Zweiter Artikel. Den Priestern allein soll man die Opfergaben darreichen.
a) Das scheint nicht. Denn: I. Hebr. ult. heißt es: „Der Wohlthätigkeit und der Mitteilung vergesset nicht, solche Opfergaben (hostiae) verdienen Gott.“ Also muß man den armen vielmehr Opfergaben darreichen. II. In vielen Pfarreien haben die Ordensleute einen Anteil an den Opfergaben; also gebühren dieselben nicht den Priestern allein. III. Im Einverständnisse mit der Kirche kaufen Laien solches Geopferte, wie Brote u. dgl., und verwenden sie zu ihrem Gebrauche. Also auch bis auf die Laien können die Opfergaben sich erstrecken.

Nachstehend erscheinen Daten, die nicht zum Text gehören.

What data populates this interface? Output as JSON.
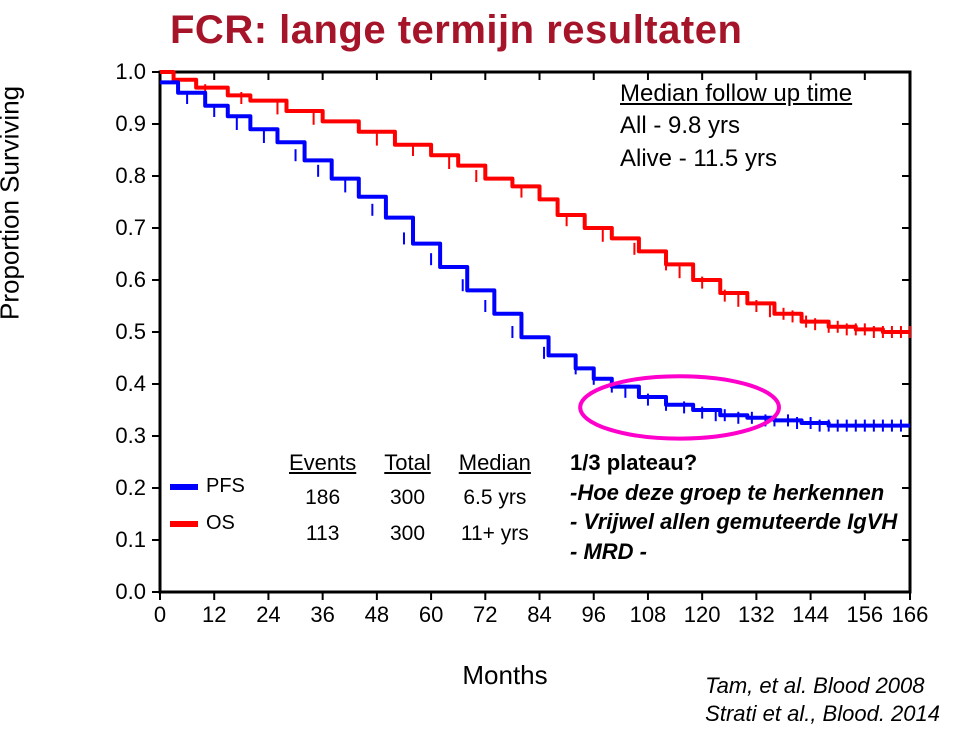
{
  "title": "FCR: lange termijn resultaten",
  "axes": {
    "y_title": "Proportion Surviving",
    "x_title": "Months",
    "y_ticks": [
      0.0,
      0.1,
      0.2,
      0.3,
      0.4,
      0.5,
      0.6,
      0.7,
      0.8,
      0.9,
      1.0
    ],
    "x_ticks": [
      0,
      12,
      24,
      36,
      48,
      60,
      72,
      84,
      96,
      108,
      120,
      132,
      144,
      156,
      166
    ],
    "x_min": 0,
    "x_max": 166,
    "y_min": 0,
    "y_max": 1.0,
    "border_color": "#000000",
    "border_width": 3,
    "tick_fontsize": 22,
    "axis_title_fontsize": 26
  },
  "followup": {
    "header": "Median follow up time",
    "lines": [
      "All    -    9.8 yrs",
      "Alive -  11.5 yrs"
    ],
    "fontsize": 24
  },
  "legend": {
    "fontsize": 20,
    "items": [
      {
        "label": "PFS",
        "color": "#0000ff"
      },
      {
        "label": "OS",
        "color": "#ff0000"
      }
    ]
  },
  "events_table": {
    "headers": [
      "Events",
      "Total",
      "Median"
    ],
    "rows": [
      [
        "186",
        "300",
        "6.5 yrs"
      ],
      [
        "113",
        "300",
        "11+ yrs"
      ]
    ],
    "fontsize": 22
  },
  "plateau": {
    "title": "1/3 plateau?",
    "lines": [
      "-Hoe deze groep te herkennen",
      "- Vrijwel allen gemuteerde IgVH",
      "- MRD -"
    ],
    "fontsize": 22
  },
  "citation": {
    "lines": [
      "Tam, et al. Blood 2008",
      "Strati et al., Blood. 2014"
    ],
    "fontsize": 22
  },
  "series": {
    "os": {
      "color": "#ff0000",
      "line_width": 4,
      "points": [
        [
          0,
          1.0
        ],
        [
          3,
          0.985
        ],
        [
          8,
          0.97
        ],
        [
          15,
          0.955
        ],
        [
          20,
          0.945
        ],
        [
          28,
          0.925
        ],
        [
          36,
          0.905
        ],
        [
          44,
          0.885
        ],
        [
          52,
          0.86
        ],
        [
          60,
          0.84
        ],
        [
          66,
          0.82
        ],
        [
          72,
          0.795
        ],
        [
          78,
          0.78
        ],
        [
          84,
          0.755
        ],
        [
          88,
          0.725
        ],
        [
          94,
          0.7
        ],
        [
          100,
          0.68
        ],
        [
          106,
          0.655
        ],
        [
          112,
          0.63
        ],
        [
          118,
          0.6
        ],
        [
          124,
          0.575
        ],
        [
          130,
          0.555
        ],
        [
          136,
          0.535
        ],
        [
          142,
          0.52
        ],
        [
          148,
          0.51
        ],
        [
          154,
          0.505
        ],
        [
          160,
          0.5
        ],
        [
          166,
          0.5
        ]
      ],
      "censor_marks": [
        [
          10,
          0.965
        ],
        [
          18,
          0.95
        ],
        [
          26,
          0.93
        ],
        [
          34,
          0.91
        ],
        [
          48,
          0.87
        ],
        [
          56,
          0.85
        ],
        [
          64,
          0.825
        ],
        [
          70,
          0.8
        ],
        [
          80,
          0.77
        ],
        [
          90,
          0.715
        ],
        [
          98,
          0.685
        ],
        [
          105,
          0.66
        ],
        [
          112,
          0.63
        ],
        [
          115,
          0.615
        ],
        [
          120,
          0.595
        ],
        [
          125,
          0.57
        ],
        [
          128,
          0.56
        ],
        [
          132,
          0.55
        ],
        [
          135,
          0.54
        ],
        [
          138,
          0.535
        ],
        [
          140,
          0.53
        ],
        [
          143,
          0.52
        ],
        [
          145,
          0.515
        ],
        [
          148,
          0.51
        ],
        [
          150,
          0.51
        ],
        [
          152,
          0.505
        ],
        [
          154,
          0.505
        ],
        [
          156,
          0.505
        ],
        [
          158,
          0.5
        ],
        [
          160,
          0.5
        ],
        [
          162,
          0.5
        ],
        [
          164,
          0.5
        ],
        [
          166,
          0.5
        ]
      ]
    },
    "pfs": {
      "color": "#0000ff",
      "line_width": 4,
      "points": [
        [
          0,
          0.98
        ],
        [
          4,
          0.96
        ],
        [
          10,
          0.935
        ],
        [
          15,
          0.915
        ],
        [
          20,
          0.89
        ],
        [
          26,
          0.865
        ],
        [
          32,
          0.83
        ],
        [
          38,
          0.795
        ],
        [
          44,
          0.76
        ],
        [
          50,
          0.72
        ],
        [
          56,
          0.67
        ],
        [
          62,
          0.625
        ],
        [
          68,
          0.58
        ],
        [
          74,
          0.535
        ],
        [
          80,
          0.49
        ],
        [
          86,
          0.455
        ],
        [
          92,
          0.43
        ],
        [
          96,
          0.41
        ],
        [
          100,
          0.395
        ],
        [
          106,
          0.375
        ],
        [
          112,
          0.36
        ],
        [
          118,
          0.35
        ],
        [
          124,
          0.34
        ],
        [
          130,
          0.335
        ],
        [
          136,
          0.33
        ],
        [
          142,
          0.325
        ],
        [
          148,
          0.32
        ],
        [
          154,
          0.32
        ],
        [
          160,
          0.32
        ],
        [
          166,
          0.32
        ]
      ],
      "censor_marks": [
        [
          6,
          0.95
        ],
        [
          12,
          0.925
        ],
        [
          17,
          0.9
        ],
        [
          23,
          0.875
        ],
        [
          30,
          0.84
        ],
        [
          35,
          0.81
        ],
        [
          41,
          0.78
        ],
        [
          47,
          0.735
        ],
        [
          54,
          0.68
        ],
        [
          60,
          0.64
        ],
        [
          67,
          0.59
        ],
        [
          72,
          0.55
        ],
        [
          78,
          0.5
        ],
        [
          85,
          0.46
        ],
        [
          92,
          0.43
        ],
        [
          96,
          0.41
        ],
        [
          100,
          0.395
        ],
        [
          103,
          0.385
        ],
        [
          108,
          0.37
        ],
        [
          112,
          0.36
        ],
        [
          116,
          0.355
        ],
        [
          120,
          0.345
        ],
        [
          123,
          0.34
        ],
        [
          125,
          0.34
        ],
        [
          128,
          0.335
        ],
        [
          131,
          0.335
        ],
        [
          134,
          0.33
        ],
        [
          136,
          0.33
        ],
        [
          139,
          0.33
        ],
        [
          141,
          0.325
        ],
        [
          144,
          0.325
        ],
        [
          146,
          0.32
        ],
        [
          148,
          0.32
        ],
        [
          150,
          0.32
        ],
        [
          152,
          0.32
        ],
        [
          154,
          0.32
        ],
        [
          156,
          0.32
        ],
        [
          158,
          0.32
        ],
        [
          160,
          0.32
        ],
        [
          162,
          0.32
        ],
        [
          164,
          0.32
        ]
      ]
    }
  },
  "highlight_ellipse": {
    "color": "#ff00cc",
    "stroke_width": 4,
    "cx_month": 115,
    "cy_prop": 0.355,
    "rx_month": 22,
    "ry_prop": 0.06
  },
  "title_color": "#a6142a",
  "title_fontsize": 40,
  "background": "#ffffff"
}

Auf der anderen Seite sagt der Kanon des Papstes Damasus I.: „Die Opfergaben, welche in der heiligen Kirche dargebracht werden, sollen allein die Priester, welche Tag für Tag in der Kirche Gott dienen, zu ihrem Gebrauche verwenden; denn im Alten Bunde hat der Herr den Kindern iraels verboten, die heiligen Brote zu essen; nur Aaron und seinen Söhnen war dieses gestattet.“ (Lev. 24.)
b) Ich antworte, der Priester sei nach Deut. 5. gewissermaßen in der Mitte zwischen Gott und dem Volke. Er soll die göttliche Wahrheit dem Volke darbieten; und wiederum soll er die Gebete, Opfer, Gaben etc. des Volkes vor Gott bringen, wie Paulus sagt (Hebr. 5.): „Jeder Hohepriester ist aus den Menschen herausgenommen und für die Menschen aufgestellt in dem, was Gott angeht, daß er Gaben darbringe und Opfer für die Sünden.“ Was also das Volk darbringt, gehört den Priestern; nicht aber einzig für ihren persönlichen Gebrauch, sondern auch behufs treuer Verwaltung. Davon müssen sie nämlich die Kosten bezahlen für den göttlichen Kult, müssen ihre Lebensnotdurft bestreiten („wer dem Altar dient, soll vom Altar leben“ 1. Kor. 9.), und endlich den armen mitteilen; wie ja auch der Herr einen „Beutel“ hatte zum Nutzen der armen. (Hieron. in c. 17. Matth. ut non scandalizemus)
c) 1. Die Almosen werden Opfergaben genannt, wenn sie um der Verehrung Gottes willen gegeben werden; also nicht unmittelbar. Die eigentlichen Opfergaben dienen ebenfalls den armen vermittelst der Verwaltung der Priester. II. Die Ordensleute können Opfergaben annehmen: 1. als Arme; — 2. als Diener des Altars, wenn sie dies sind; — 3. als Vorsteher einer Pfarre; im letzten Falle sind sie ihnen geschuldet. III. Nachdem Opfergaben geweiht sind, dürfen sie nicht mehr in den Gebrauch von Laien kommen; ebensowenig wie die heiligen Kleider und Gefäße; — und danach wird der angeführte Kanon des Papstes Damasus verstanden. Was aber nicht geweiht ist, das kann den Laien verkauft oder geschenkt oder sonstwie überlassen werden.